La partenza da casa avveniva sempre al solito orario con quel solito primo treno del mattino: cinque e quattordici l’orario, sempre scrupolosamente rispettato, a onor del vero, sia da lui che da me.

Singolare convoglio, sorta di metafora viaggiante della fatica del vivere e dell’oblio del sonno: era infatti quasi totalmente occupato da operai che raggiungevano il posto di lavoro godendo ancora, per quel che consentiva la brevità o meno del tragitto, di quel residuo di sonno lasciato sotto le coltri domestiche, e sdraiati lunghi quant’erano sulle panche di quelle carrozze, oggidì rugginose su qualche binario morto e sepolto oppure vanitosamente lustre per dare conto alle giovani generazioni di quanto si sia evoluto il trasporto su strada ferrata. Guai naturalmente a svegliarli per reclamare un boccone di sedile che la tassa ferroviaria mi dava diritto ad avere. Bastò una volta, e le minacce e gli insulti incassati, a convincermi che non sempre il capitale riesce ad aver ragione: a volte forze superiori lo rendono inservibile, quando non addirittura ridicolo, agli occhi stessi di chi lo possiede.
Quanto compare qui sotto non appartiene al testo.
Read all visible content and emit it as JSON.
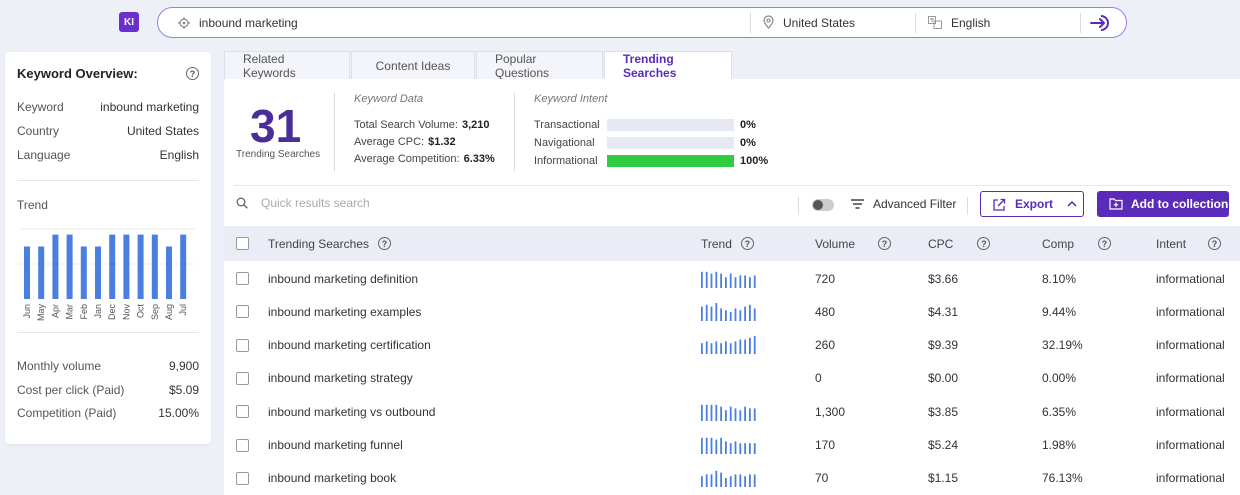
{
  "header": {
    "logo_text": "KI",
    "search_value": "inbound marketing",
    "country": "United States",
    "language": "English"
  },
  "overview": {
    "title": "Keyword Overview:",
    "keyword_label": "Keyword",
    "keyword_value": "inbound marketing",
    "country_label": "Country",
    "country_value": "United States",
    "language_label": "Language",
    "language_value": "English",
    "trend_label": "Trend",
    "trend_months": [
      "Jun",
      "May",
      "Apr",
      "Mar",
      "Feb",
      "Jan",
      "Dec",
      "Nov",
      "Oct",
      "Sep",
      "Aug",
      "Jul"
    ],
    "trend_values": [
      0.75,
      0.75,
      0.92,
      0.92,
      0.75,
      0.75,
      0.92,
      0.92,
      0.92,
      0.92,
      0.75,
      0.92
    ],
    "monthly_label": "Monthly volume",
    "monthly_value": "9,900",
    "cpc_label": "Cost per click (Paid)",
    "cpc_value": "$5.09",
    "comp_label": "Competition (Paid)",
    "comp_value": "15.00%"
  },
  "tabs": [
    "Related Keywords",
    "Content Ideas",
    "Popular Questions",
    "Trending Searches"
  ],
  "summary": {
    "count": "31",
    "count_label": "Trending Searches",
    "kd_title": "Keyword Data",
    "total_label": "Total Search Volume:",
    "total_value": "3,210",
    "cpc_label": "Average CPC:",
    "cpc_value": "$1.32",
    "comp_label": "Average Competition:",
    "comp_value": "6.33%",
    "ki_title": "Keyword Intent",
    "intents": [
      {
        "label": "Transactional",
        "pct": "0%",
        "fill": 0
      },
      {
        "label": "Navigational",
        "pct": "0%",
        "fill": 0
      },
      {
        "label": "Informational",
        "pct": "100%",
        "fill": 1
      }
    ]
  },
  "toolbar": {
    "search_placeholder": "Quick results search",
    "advanced_filter": "Advanced Filter",
    "export": "Export",
    "add_collection": "Add to collection"
  },
  "table": {
    "headers": [
      "Trending Searches",
      "Trend",
      "Volume",
      "CPC",
      "Comp",
      "Intent"
    ],
    "rows": [
      {
        "keyword": "inbound marketing definition",
        "volume": "720",
        "cpc": "$3.66",
        "comp": "8.10%",
        "intent": "informational",
        "trend": [
          0.9,
          0.9,
          0.8,
          0.9,
          0.8,
          0.6,
          0.8,
          0.6,
          0.7,
          0.7,
          0.6,
          0.7
        ]
      },
      {
        "keyword": "inbound marketing examples",
        "volume": "480",
        "cpc": "$4.31",
        "comp": "9.44%",
        "intent": "informational",
        "trend": [
          0.8,
          0.9,
          0.8,
          1.0,
          0.7,
          0.6,
          0.5,
          0.7,
          0.6,
          0.8,
          0.9,
          0.7
        ]
      },
      {
        "keyword": "inbound marketing certification",
        "volume": "260",
        "cpc": "$9.39",
        "comp": "32.19%",
        "intent": "informational",
        "trend": [
          0.6,
          0.7,
          0.6,
          0.7,
          0.6,
          0.7,
          0.6,
          0.7,
          0.8,
          0.8,
          0.9,
          1.0
        ]
      },
      {
        "keyword": "inbound marketing strategy",
        "volume": "0",
        "cpc": "$0.00",
        "comp": "0.00%",
        "intent": "informational",
        "trend": []
      },
      {
        "keyword": "inbound marketing vs outbound",
        "volume": "1,300",
        "cpc": "$3.85",
        "comp": "6.35%",
        "intent": "informational",
        "trend": [
          0.9,
          0.9,
          0.9,
          0.9,
          0.8,
          0.6,
          0.8,
          0.7,
          0.6,
          0.8,
          0.7,
          0.7
        ]
      },
      {
        "keyword": "inbound marketing funnel",
        "volume": "170",
        "cpc": "$5.24",
        "comp": "1.98%",
        "intent": "informational",
        "trend": [
          0.9,
          0.9,
          0.9,
          0.8,
          0.9,
          0.7,
          0.6,
          0.7,
          0.6,
          0.6,
          0.6,
          0.6
        ]
      },
      {
        "keyword": "inbound marketing book",
        "volume": "70",
        "cpc": "$1.15",
        "comp": "76.13%",
        "intent": "informational",
        "trend": [
          0.6,
          0.7,
          0.7,
          0.9,
          0.8,
          0.5,
          0.6,
          0.7,
          0.7,
          0.6,
          0.7,
          0.7
        ]
      }
    ]
  }
}
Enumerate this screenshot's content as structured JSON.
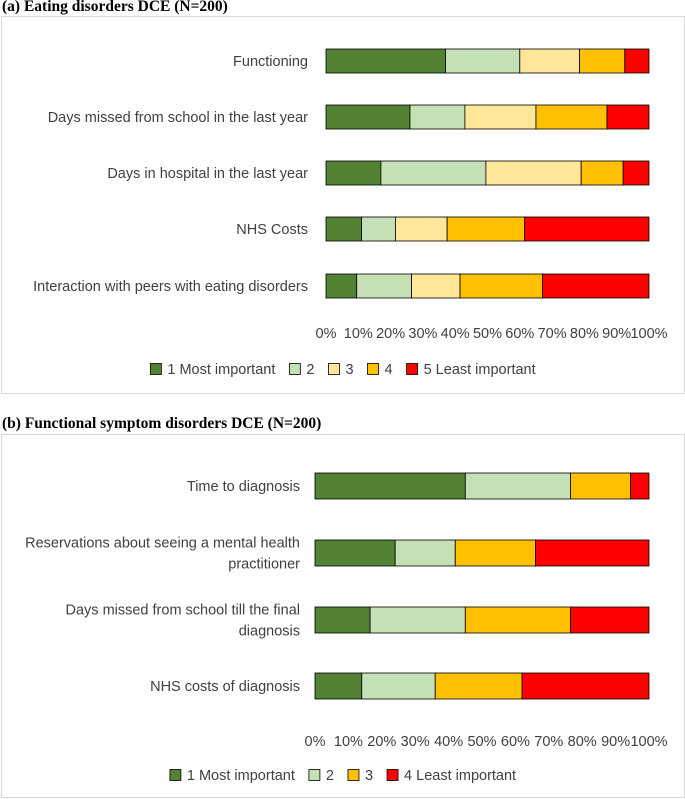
{
  "chart_data": [
    {
      "type": "bar",
      "orientation": "horizontal",
      "stacked": "percent",
      "title": "(a) Eating disorders DCE (N=200)",
      "categories": [
        "Functioning",
        "Days missed from school in the last year",
        "Days in hospital in the last year",
        "NHS Costs",
        "Interaction with peers with eating disorders"
      ],
      "series": [
        {
          "name": "1 Most important",
          "color": "#548235",
          "values": [
            37,
            26,
            17,
            11,
            9.5
          ]
        },
        {
          "name": "2",
          "color": "#c5e0b4",
          "values": [
            23,
            17,
            32.5,
            10.5,
            17
          ]
        },
        {
          "name": "3",
          "color": "#ffe699",
          "values": [
            18.5,
            22,
            29.5,
            16,
            15
          ]
        },
        {
          "name": "4",
          "color": "#ffc000",
          "values": [
            14,
            22,
            13,
            24,
            25.5
          ]
        },
        {
          "name": "5 Least important",
          "color": "#ff0000",
          "values": [
            7.5,
            13,
            8,
            38.5,
            33
          ]
        }
      ],
      "xlim": [
        0,
        100
      ],
      "xticks": [
        "0%",
        "10%",
        "20%",
        "30%",
        "40%",
        "50%",
        "60%",
        "70%",
        "80%",
        "90%",
        "100%"
      ],
      "grid": false,
      "legend": "bottom"
    },
    {
      "type": "bar",
      "orientation": "horizontal",
      "stacked": "percent",
      "title": "(b) Functional symptom disorders DCE (N=200)",
      "categories": [
        [
          "Time to diagnosis"
        ],
        [
          "Reservations about seeing a mental health",
          "practitioner"
        ],
        [
          "Days missed from school till the final",
          "diagnosis"
        ],
        [
          "NHS costs of diagnosis"
        ]
      ],
      "series": [
        {
          "name": "1 Most important",
          "color": "#548235",
          "values": [
            45,
            24,
            16.5,
            14
          ]
        },
        {
          "name": "2",
          "color": "#c5e0b4",
          "values": [
            31.5,
            18,
            28.5,
            22
          ]
        },
        {
          "name": "3",
          "color": "#ffc000",
          "values": [
            18,
            24,
            31.5,
            26
          ]
        },
        {
          "name": "4 Least important",
          "color": "#ff0000",
          "values": [
            5.5,
            34,
            23.5,
            38
          ]
        }
      ],
      "xlim": [
        0,
        100
      ],
      "xticks": [
        "0%",
        "10%",
        "20%",
        "30%",
        "40%",
        "50%",
        "60%",
        "70%",
        "80%",
        "90%",
        "100%"
      ],
      "grid": false,
      "legend": "bottom"
    }
  ]
}
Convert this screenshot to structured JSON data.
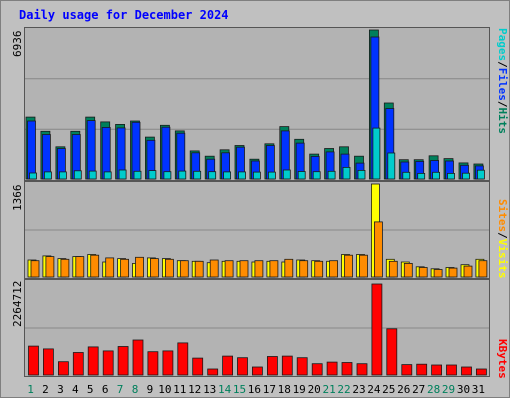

Era un viaggio incontro all’alba con la gratifica di un sedile tra Lecco e Monza per poi finire nella frenesia non ancora multietnica ma comunque olezzante di un tram che si mutò, stante la necessità, in metropolitana per raggiungere la stazione del benemerito, stellato general Cadorna, vera e propria trincea da cui partivo per la scoperta delle Ferrovie Nord: destinazione Affori, località di cui si aveva notizia solo per la presenza di una banda musicale a sua volta musicata grazie all’eccellenza del suo tamburo principale.

Se fino a questo punto il viaggio poteva avere caratteri di scoperta della città, settori e tragitti che mai avrei conosciuto se non spinto, obbligato dalla necessità, da quel momento assumeva invece tutt’altra sostanza, iniziatico sentiero verso il sospetto di ciò che era, è e sarà quella malattia o disagio che dir si voglia che mi intrigava tanto da studente, non solo per il mistero in cui era avvolta ma anche perché nessuno può dirsene immune, e io naturalmente tra i tutti.

Quella piccola ferrovia che non conoscevo fu il tramite, quel piccolo treno, diverso da quello che ero abituato a prendere. Quelle facce addirittura: visi sconosciuti, e non poteva essere altrimenti, ma che mi meravigliavano perché ormai conoscevo abbastanza bene i miei compagni di viaggio delle ore antelucane e pure alcuni di quelli che prendevano il mio stesso tram.

Ero disperso invece adesso. Tra volti ignoti, su una strada altrettanto sconosciuta che mi portava dentro una cintura di periferia e poi ancora oltre, sbucando a un certo punto nella visione di campi silenziosi che sembravano chiedersi cosa ci facessero lì.

Lo straniamento di quel piccolo viaggio in treno era tale che le prime volte rischiai di non scendere alla stazione di Affori e riflettevo che forse tutto era davvero uno scherzo, combinato a partire proprio dall’assegnazione di quella tesi e di quel luogo dove fare le ricerche necessarie, per mandarmi dolcemente incontro al mio destino.

Su una linea così laterale, ragionavo, che attraversava stazioni in cui non risuonavano gli altisonanti nomi delle più grandi città d’Italia, non potevano che viaggiare persone come me, destinate all’oblio

sin dalla nascita. E a un certo punto, senza che nessuno potesse fare alcunché, il treno si sarebbe fermato a una certa stazione forse senza nome, saremmo scesi e ci saremmo accorti che la linea ferrata lì finiva, tranciata senza complimenti, due dita di ferro protese a mo’ di corna verso il niente.

Col passare del tempo però, con l’abitudine, l’uso, quell’impressione spaventevole ma comunque suggestiva si mutò in paesaggio mentale di favola e mi venne spontaneo chiudere gli occhi per il breve tragitto, immaginando che su quel treno potessero salire solo i destinati a conoscere il paesaggio che stava fuori dai confini della città, liberi di tenere per sé il segreto oppure di raccontarlo a rischio di non essere creduti. Oppure, come coloro che risiedevano allora nel luogo verso il quale i miei passi mi conducevano per motivi di studio, a essere ritenuti folli e come tali comodamente etichettati.